Ze stanowiskiem tym zerwał wybitny biblista niemiecki M. Noth. W roku 1943 ogłosił on bowiem rozprawę, w myśl której wymienione księgi wraz z „Księgą Powtórzonego Prawa” stanowią zwartą i samodzielną jednostkę literacką, której nadał nazwę „Deuteronomistyczne dzieło historyczne” (=Das deuteronomistische Geschichtswerk), ponieważ zauważył, że jej język i myśl wykazują wyraźne pokrewieństwo z „Księgą Powtórzonego Prawa”, która po łacinie nazywa się z grecka „Deuteronomium”, dokładniej mówiąc: z językiem i myślą zachowanego w niej zbioru praw (12–26), który nazywamy „Kodeksem deuteronomicznym”, oraz mów, między którymi zbiór ten jest umieszczony (4, 44–11, 32 i 27, 1–30, 20). O. Eissfeldt, inny wybitny znawca „Starego Testamentu”, nazwał go za to ojcem „Deuteronomistycznego dzieła historycznego”.

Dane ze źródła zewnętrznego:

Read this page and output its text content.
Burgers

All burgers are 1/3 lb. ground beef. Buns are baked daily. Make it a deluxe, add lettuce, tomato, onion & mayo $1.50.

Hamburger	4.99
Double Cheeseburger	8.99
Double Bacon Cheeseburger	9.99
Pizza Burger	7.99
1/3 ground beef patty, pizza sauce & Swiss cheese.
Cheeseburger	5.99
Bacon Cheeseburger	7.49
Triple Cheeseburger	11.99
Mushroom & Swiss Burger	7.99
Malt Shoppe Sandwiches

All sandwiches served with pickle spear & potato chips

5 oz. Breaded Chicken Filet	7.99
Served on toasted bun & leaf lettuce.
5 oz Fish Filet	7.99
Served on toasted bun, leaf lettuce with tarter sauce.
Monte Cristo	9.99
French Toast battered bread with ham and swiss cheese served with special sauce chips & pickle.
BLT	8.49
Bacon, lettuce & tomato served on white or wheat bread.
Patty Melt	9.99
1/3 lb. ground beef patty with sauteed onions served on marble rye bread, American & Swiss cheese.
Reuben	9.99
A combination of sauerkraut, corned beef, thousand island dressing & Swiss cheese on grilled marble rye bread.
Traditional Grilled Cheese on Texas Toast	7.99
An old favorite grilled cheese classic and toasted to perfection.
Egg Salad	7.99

Zdaniem M. Notha dzieło to zostało – według dobrze przemyślanego planu – napisane około roku 550 przed Chr., ponieważ nie wspomina Cyrusa, króla Persów, który w roku 539 przed Chr. pokonał Babilończyków, a kończy się w 2Krl 25, 27–30 wzmianką o wydarzeniu z roku 561 przed Chr., kiedy to Ewil Merodak, król Babilonii, wypuścił na wolność króla judzkiego Jojakina i zapewnił mu stałe utrzymanie do końca życia.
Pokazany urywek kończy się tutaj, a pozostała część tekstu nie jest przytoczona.